Christophe s’attache à puiser dans la Grande Histoire pour évoquer « les petites histoires » qui traversent la présence des occupants ou qui s’associent aux destinées des pierres et pièces de cachet des édifices ; il sait, avec maîtrise, concilier rappel informatif et éducatif et humour percutant.

Vous vous rappellerez que François Ier désirait placer ses pas sous le sceau de la salamandre, animal « censé éteindre les mauvais feux et attiser les bons » et que Chambord regorge de ces représentations, mais vous comprendrez aisément qu’il est plus compliqué d’en faire un festin, même si le cuisinier royal désire surprendre son altesse…

Vous repérerez que l’escalier à vis, toujours à Chambord, où l’on  peut monter et descendre sans croiser qui que ce soit, aurait pu aussi, peut-être, être construit pour masquer un libertinage…

Le temps record de la construction du château de Langeais inspire un gag rappelant l’agilité de Lucky Luke, qui tire (comme chacun sait) plus vite que son ombre et qui renvoie aux ouvriers de chantier de l’édifice qui pourraient presque réaliser les perspectives de Louis XI avant qu’il ne les ai réfléchies ou pensées.

Vous apprécierez découvrir que le château d’Ussé, dont Perrault s’est inspiré pour la Belle au bois dormant, s’est affecté de la construction d’un bastion, réalisé par Vauban, dont l’une des filles avait épousé le propriétaire de l’édifice ; Christophe et Philippe imaginent avec crédibilité que la réalisation ne fut peut-être pas du goût de la jeune femme…

Vous apprendrez que le château de Blois intègre plusieurs styles architecturaux  et le guide des lieux semble prendre les traits d’un de nos grands acteurs, vigneron de son état aussi, en Touraine…

J’aime beaucoup le gag sur l’ajout d’étages sur la galerie du pont de Chenonceau, qui aurait entraîné l’obligation pour les bateliers navigants de rebrousser chemin, car ne pouvant plus passer sous les arches, et le clin d’œil injurieux avec la présence de Totor le Minotaure rassemble la tendresse affective de nos deux auteurs pour leurs productions et parcours communs.

Je place aussi un élan particulier pour la reconnaissance à Chinon par Jeanne d’Arc, du dauphin, futur Charles VII, qui remet quelques idées en place, salvatrices, sur le mythe fondateur sacralisé de notre « héroïne ».
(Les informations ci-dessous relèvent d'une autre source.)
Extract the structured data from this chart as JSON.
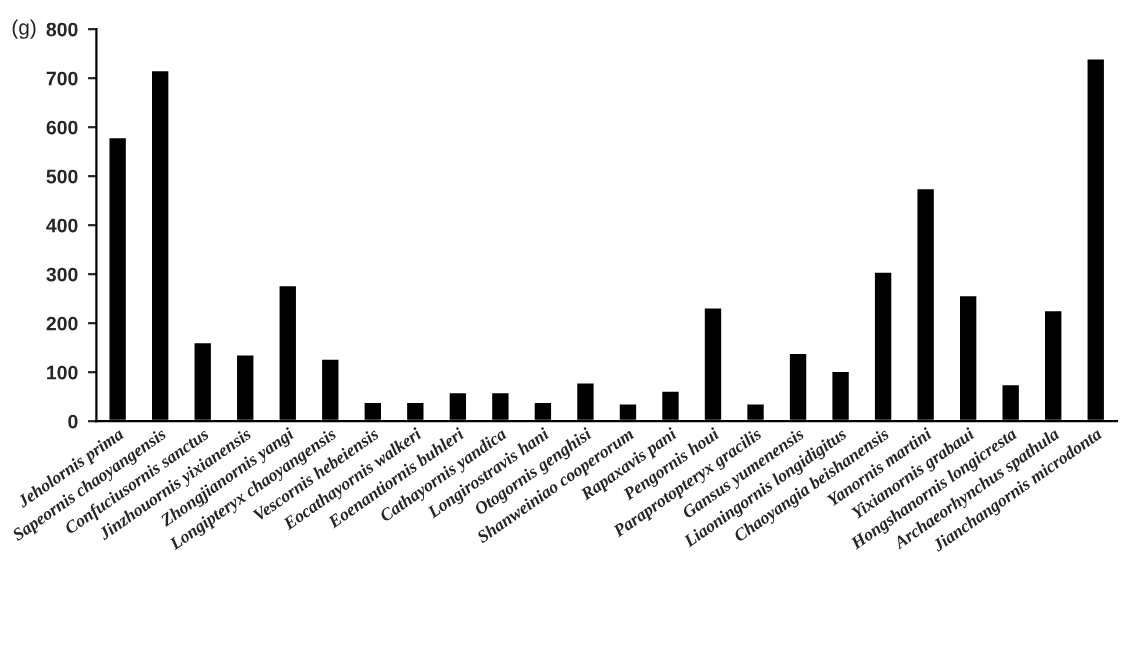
{
  "chart_data": {
    "type": "bar",
    "annotations": [
      "(g)"
    ],
    "categories": [
      "Jeholornis prima",
      "Sapeornis chaoyangensis",
      "Confuciusornis sanctus",
      "Jinzhouornis yixianensis",
      "Zhongjianornis yangi",
      "Longipteryx chaoyangensis",
      "Vescornis hebeiensis",
      "Eocathayornis walkeri",
      "Eoenantiornis buhleri",
      "Cathayornis yandica",
      "Longirostravis hani",
      "Otogornis genghisi",
      "Shanweiniao cooperorum",
      "Rapaxavis pani",
      "Pengornis houi",
      "Paraprotopteryx gracilis",
      "Gansus yumenensis",
      "Liaoningornis longidigitus",
      "Chaoyangia beishanensis",
      "Yanornis martini",
      "Yixianornis grabaui",
      "Hongshanornis longicresta",
      "Archaeorhynchus spathula",
      "Jianchangornis microdonta"
    ],
    "values": [
      580,
      717,
      162,
      137,
      278,
      128,
      40,
      40,
      60,
      60,
      40,
      80,
      37,
      63,
      233,
      37,
      140,
      103,
      306,
      476,
      258,
      76,
      227,
      741
    ],
    "color": "#000000",
    "ylim": [
      0,
      800
    ],
    "yticks": [
      0,
      100,
      200,
      300,
      400,
      500,
      600,
      700,
      800
    ],
    "grid": false
  }
}
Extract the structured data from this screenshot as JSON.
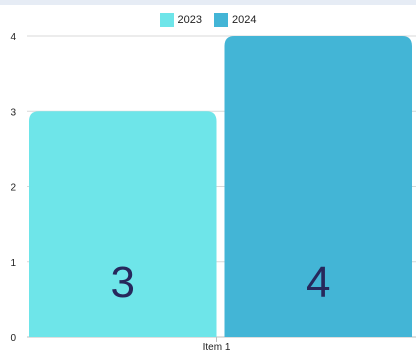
{
  "chart_data": {
    "type": "bar",
    "categories": [
      "Item 1"
    ],
    "series": [
      {
        "name": "2023",
        "values": [
          3
        ],
        "color": "#6ee5e9"
      },
      {
        "name": "2024",
        "values": [
          4
        ],
        "color": "#43b5d6"
      }
    ],
    "ylim": [
      0,
      4
    ],
    "yticks": [
      "0",
      "1",
      "2",
      "3",
      "4"
    ],
    "grid": true,
    "legend_position": "top-center",
    "data_labels": [
      "3",
      "4"
    ],
    "label_color": "#27285c"
  }
}
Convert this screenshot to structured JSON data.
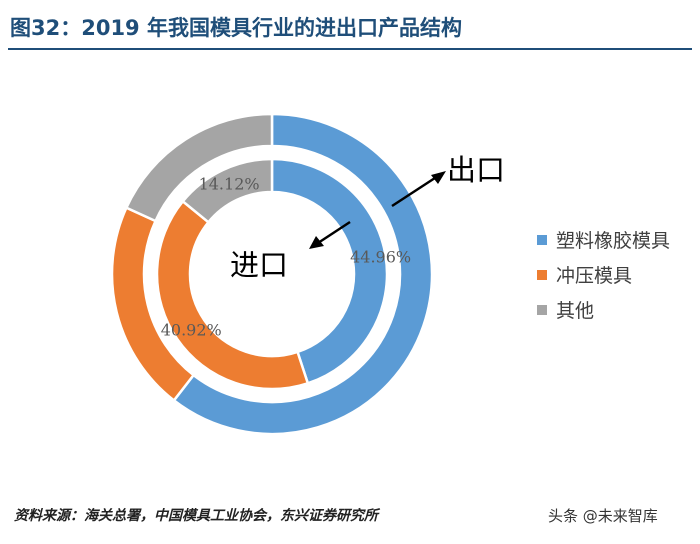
{
  "header": {
    "title": "图32：2019 年我国模具行业的进出口产品结构"
  },
  "chart_data": {
    "type": "pie",
    "title": "图32：2019 年我国模具行业的进出口产品结构",
    "categories": [
      "塑料橡胶模具",
      "冲压模具",
      "其他"
    ],
    "colors": [
      "#5b9bd5",
      "#ed7d31",
      "#a5a5a5"
    ],
    "series": [
      {
        "name": "出口",
        "values": [
          60.5,
          21.3,
          18.2
        ]
      },
      {
        "name": "进口",
        "values": [
          44.96,
          40.92,
          14.12
        ]
      }
    ],
    "data_labels": [
      "44.96%",
      "40.92%",
      "14.12%"
    ],
    "annotations": {
      "outer": "出口",
      "inner": "进口"
    },
    "legend_position": "right"
  },
  "footer": {
    "source": "资料来源：海关总署，中国模具工业协会，东兴证券研究所",
    "watermark": "头条 @未来智库"
  }
}
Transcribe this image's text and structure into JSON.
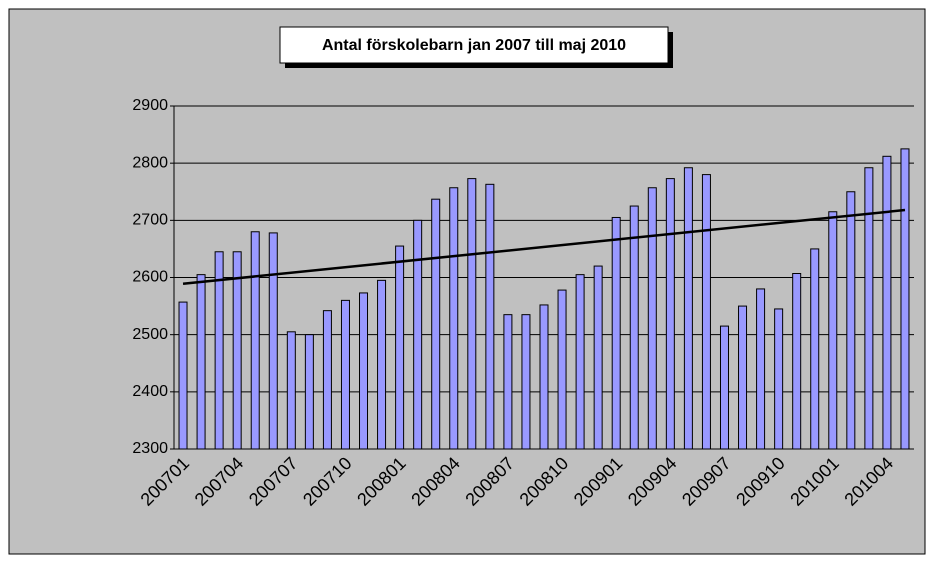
{
  "chart_data": {
    "type": "bar",
    "title": "Antal förskolebarn jan 2007 till maj 2010",
    "categories": [
      "200701",
      null,
      null,
      "200704",
      null,
      null,
      "200707",
      null,
      null,
      "200710",
      null,
      null,
      "200801",
      null,
      null,
      "200804",
      null,
      null,
      "200807",
      null,
      null,
      "200810",
      null,
      null,
      "200901",
      null,
      null,
      "200904",
      null,
      null,
      "200907",
      null,
      null,
      "200910",
      null,
      null,
      "201001",
      null,
      null,
      "201004",
      null
    ],
    "values": [
      2557,
      2605,
      2645,
      2645,
      2680,
      2678,
      2505,
      2500,
      2542,
      2560,
      2573,
      2595,
      2655,
      2700,
      2737,
      2757,
      2773,
      2763,
      2535,
      2535,
      2552,
      2578,
      2605,
      2620,
      2705,
      2725,
      2757,
      2773,
      2792,
      2780,
      2515,
      2550,
      2580,
      2545,
      2607,
      2650,
      2715,
      2750,
      2792,
      2812,
      2825
    ],
    "color": "#9999ff",
    "trendline": {
      "start": 2589,
      "end": 2718
    },
    "ylim": [
      2300,
      2900
    ],
    "yticks": [
      2300,
      2400,
      2500,
      2600,
      2700,
      2800,
      2900
    ],
    "grid": true
  }
}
Quant à Léonard de Vinci, sa venue à Amboise pour profiter d’une douce retraite… ne s’est pas forcément déroulée comme ses vœux l’imaginaient, car si François Ier lui avait assuré soutien et appui, il souhaitait bien évidemment l’intégrer dans sa volonté de magnificence pour installer la France dans la renaissance des arts plutôt que de lui laisser libre cours au farniente.

Un cahier pédagogique de bonne facture est glissé dans l’opus pour donner envie de promenades et découvertes et pour prolonger la lecture par un élan touristique, avec une envie réelle de replonger dans l’histoire des Châteaux, qui allie l’analyse de leur construction pas à pas et pierre à pierre avec notre déroulé de vécu, depuis la Renaissance.
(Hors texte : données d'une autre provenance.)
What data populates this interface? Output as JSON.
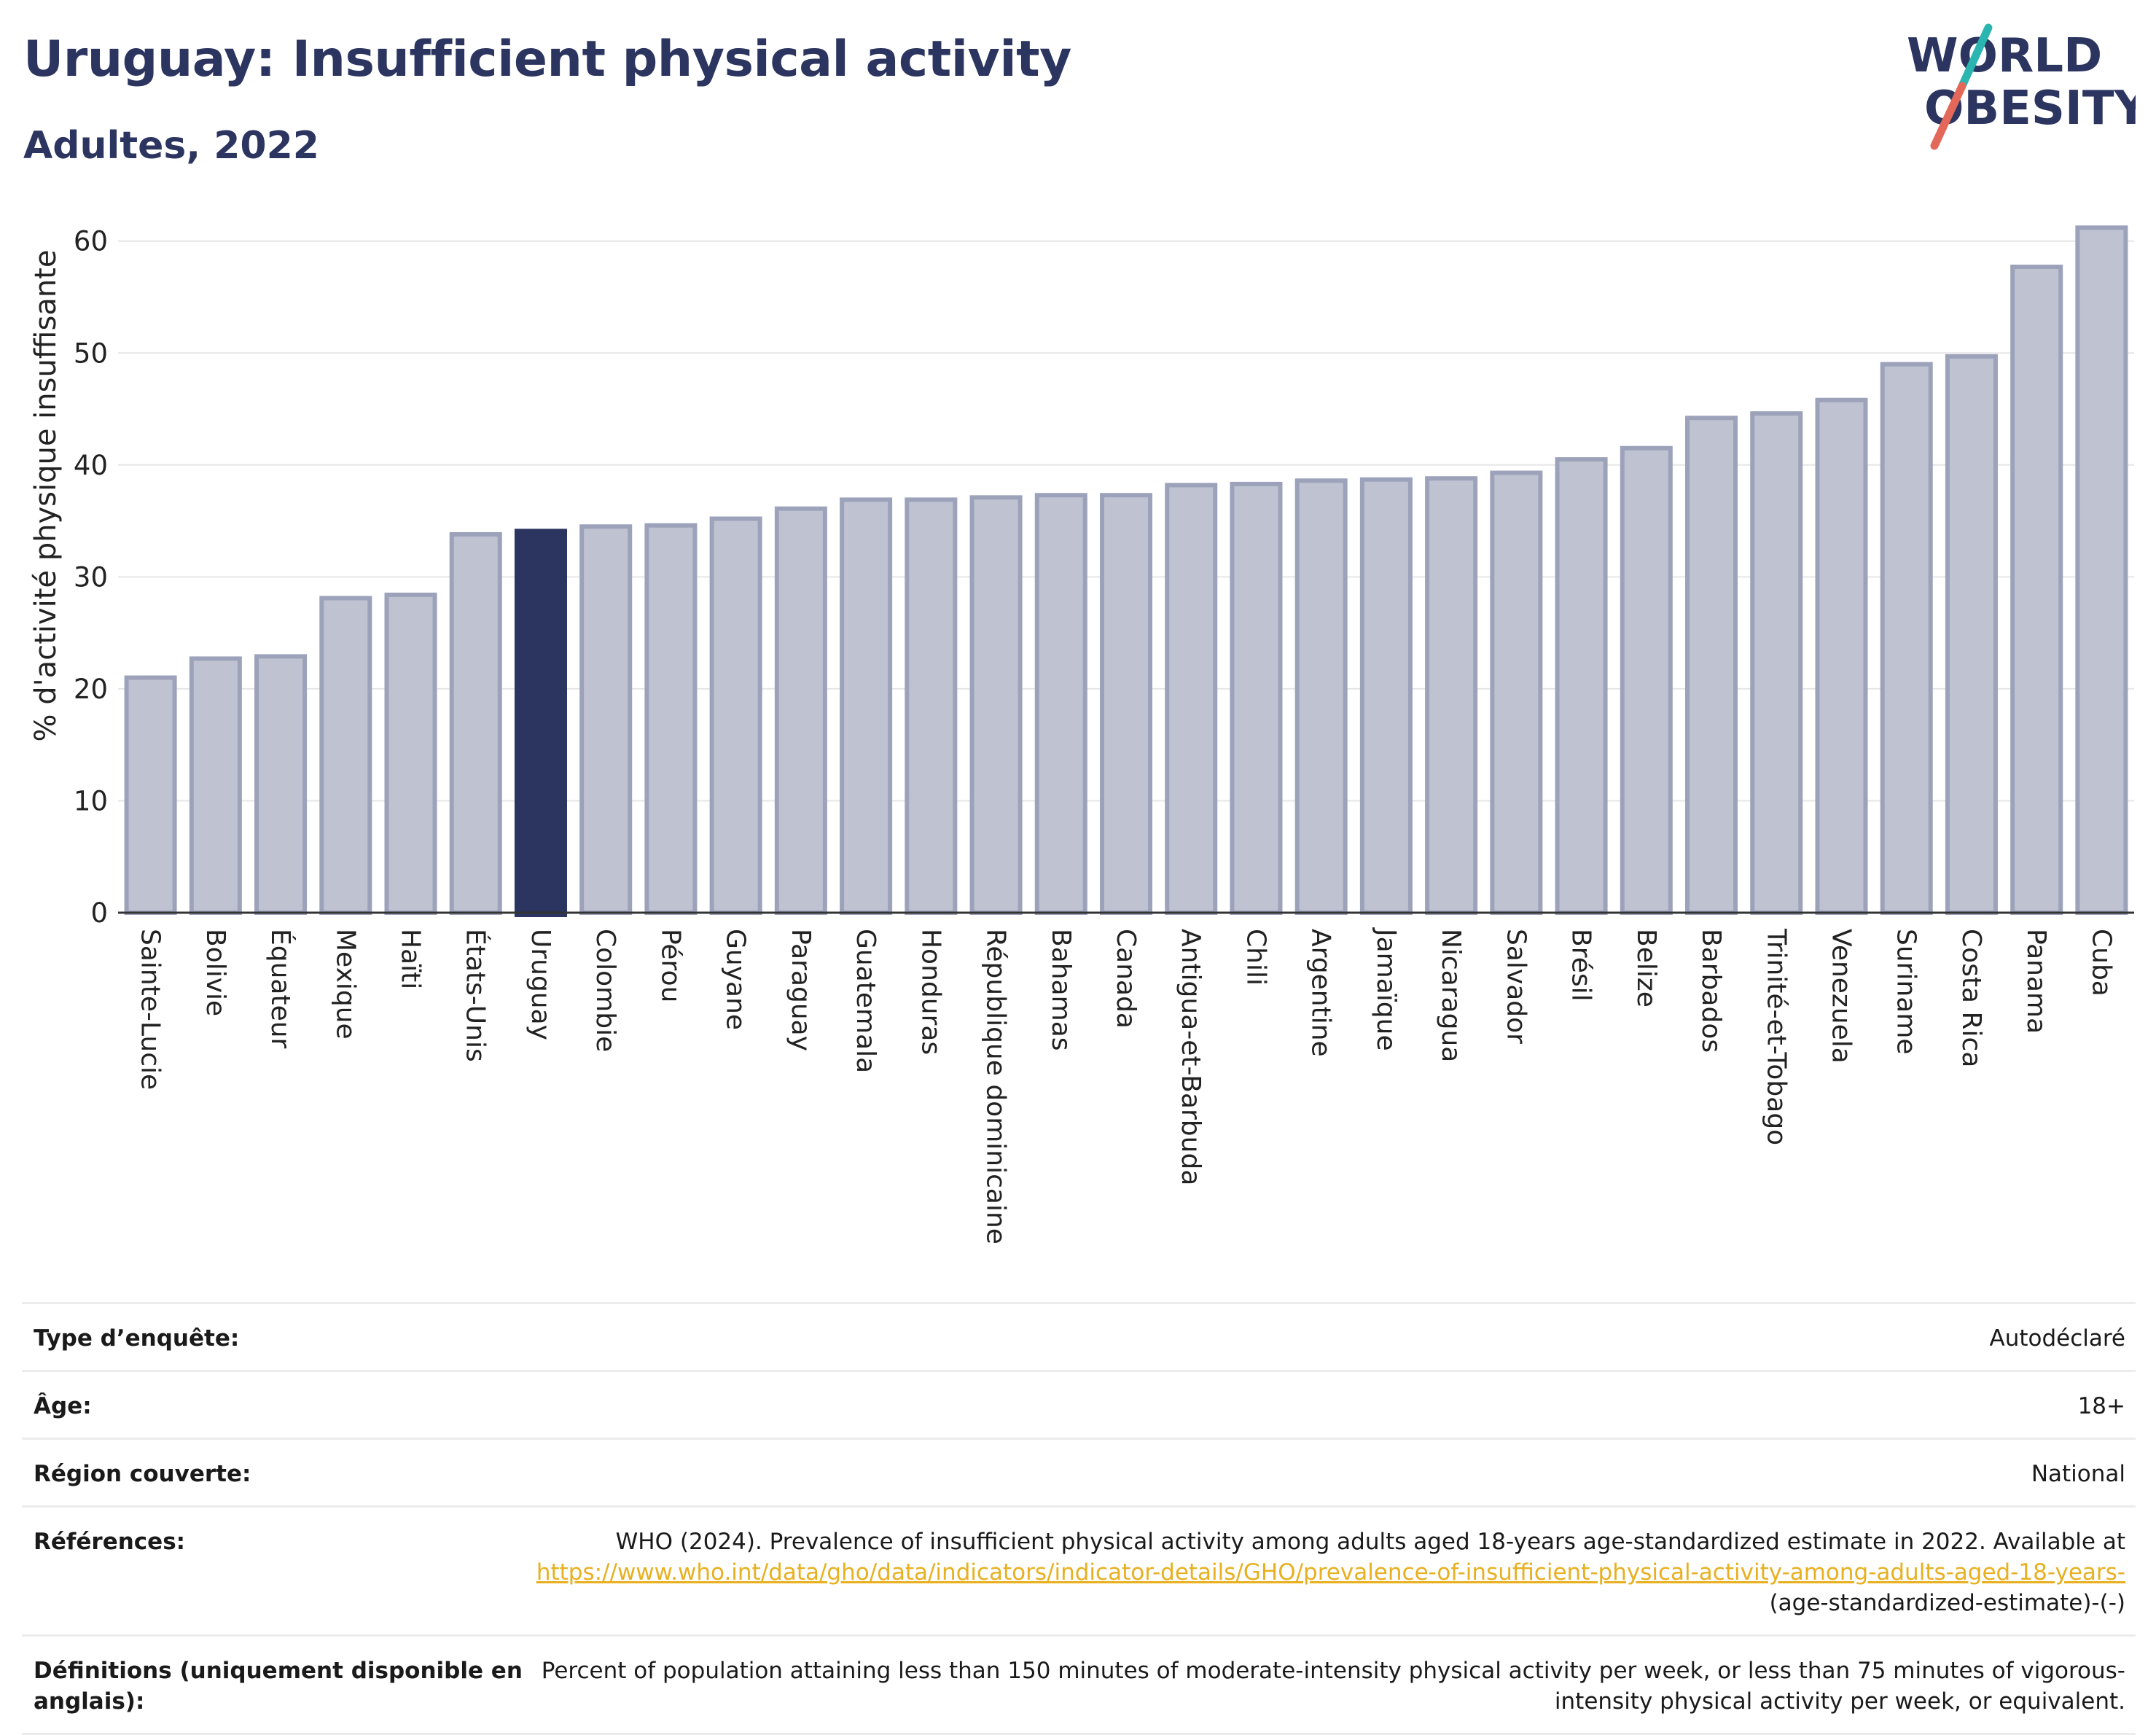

Salut fraternel, et toujours admiratif, à Christophe et Philippe, et à bientôt, « les gars » et amitiés vives !

Éric

Blog Débredinages

Les châteaux de la Loire de Christophe Cazenove et Philippe Larbier

Scénario : Cazenove

Dessins : Larbier

Couleurs : Alexandre Amouriq et Mirabelle – Bamboo Editions

Photos personnelles ; et merci à mes fils pour ce cadeau de fête des pères plus que sympathique.